Figure 5.

sEV–vWF modulates endothelial cells via elevated levels of VEGF‐A and FGF2. A) Quantitative PCR of proangiogenic genes in HUVECs treated with L‐HCC‐sEVs together with anti‐IgG or anti‐vWF antibody (upper panel) and HUVECs treated with control‐ and vWF‐SAM‐sEVs (lower panel) (n = 3). B) Western blotting of VEGF‐A and FGF2 expressions in the total cell lysate (TCL) and conditioned medium (CM) of HUVECs treated with control‐ and vWF‐SAM‐sEVs. C) Expressions of Sp1 and STAT3 in HUVECs treated with control‐ and vWF‐SAM‐sEVs were analyzed by immunoblotting.

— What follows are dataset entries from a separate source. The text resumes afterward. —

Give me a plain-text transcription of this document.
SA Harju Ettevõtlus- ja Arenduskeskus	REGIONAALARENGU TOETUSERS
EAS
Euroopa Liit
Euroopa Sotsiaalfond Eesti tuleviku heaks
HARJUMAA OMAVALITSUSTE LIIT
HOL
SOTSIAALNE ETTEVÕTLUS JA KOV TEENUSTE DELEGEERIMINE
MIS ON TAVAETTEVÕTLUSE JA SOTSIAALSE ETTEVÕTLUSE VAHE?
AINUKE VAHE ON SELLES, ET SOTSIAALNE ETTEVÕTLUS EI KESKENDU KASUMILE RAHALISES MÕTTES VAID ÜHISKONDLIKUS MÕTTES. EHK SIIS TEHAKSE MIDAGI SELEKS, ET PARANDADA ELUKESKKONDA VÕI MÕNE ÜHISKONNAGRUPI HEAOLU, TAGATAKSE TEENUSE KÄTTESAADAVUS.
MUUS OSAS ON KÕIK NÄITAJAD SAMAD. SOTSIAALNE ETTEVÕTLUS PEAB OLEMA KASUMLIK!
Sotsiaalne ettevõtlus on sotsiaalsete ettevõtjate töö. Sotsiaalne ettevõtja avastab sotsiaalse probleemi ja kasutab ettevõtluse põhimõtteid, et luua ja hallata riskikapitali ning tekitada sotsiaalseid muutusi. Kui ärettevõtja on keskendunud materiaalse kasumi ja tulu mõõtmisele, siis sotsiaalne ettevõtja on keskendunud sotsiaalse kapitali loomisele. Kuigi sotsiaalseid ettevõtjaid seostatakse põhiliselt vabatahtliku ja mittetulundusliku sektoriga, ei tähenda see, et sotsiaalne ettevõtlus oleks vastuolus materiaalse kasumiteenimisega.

D) HUVECs transiently transfected with siRNA against Sp1 and STAT3 and subjected to western blot analysis (left panel). HUVECs transiently transfected with si‐Sp1 and si‐STAT3 and treated with vWF‐SAM‐sEVs were analyzed by western blot analysis (right panel). E) Tube formation (n = 3), F) endothelial sprouting (n = 5), and G) in vivo Matrigel plug angiogenesis (n = 3) assays were performed using HUVECs treated with control‐ and vWF‐SAM‐sEVs in the presence of either control IgG, anti‐VEGF‐A, or anti‐FGF2 antibody. H) Tumor–endothelial adhesion assays using PLC/PRF/5 cells and HUVECs treated with control and vWF‐enriched sEVs together with either control IgG, anti‐VEGF‐A, or anti‐FGF2 antibody (n = 3). I) Fluorescent image showing the vascular permeability of mouse lungs after intravenous co‐injection of Texas Red‐Dextran, FITC‐Lectin, and vWF‐enriched sEVs with antibodies against VEGF‐A or FGF2 (n = 3 or 15 mice in total). The Texas Red signal was quantified. Data are presented as the mean ± SEM. *P < 0.05, **P < 0.01; ***P < 0.001; and ****P < 0.0001. P < 0.05 was regarded as statistically significant. NS, not significant.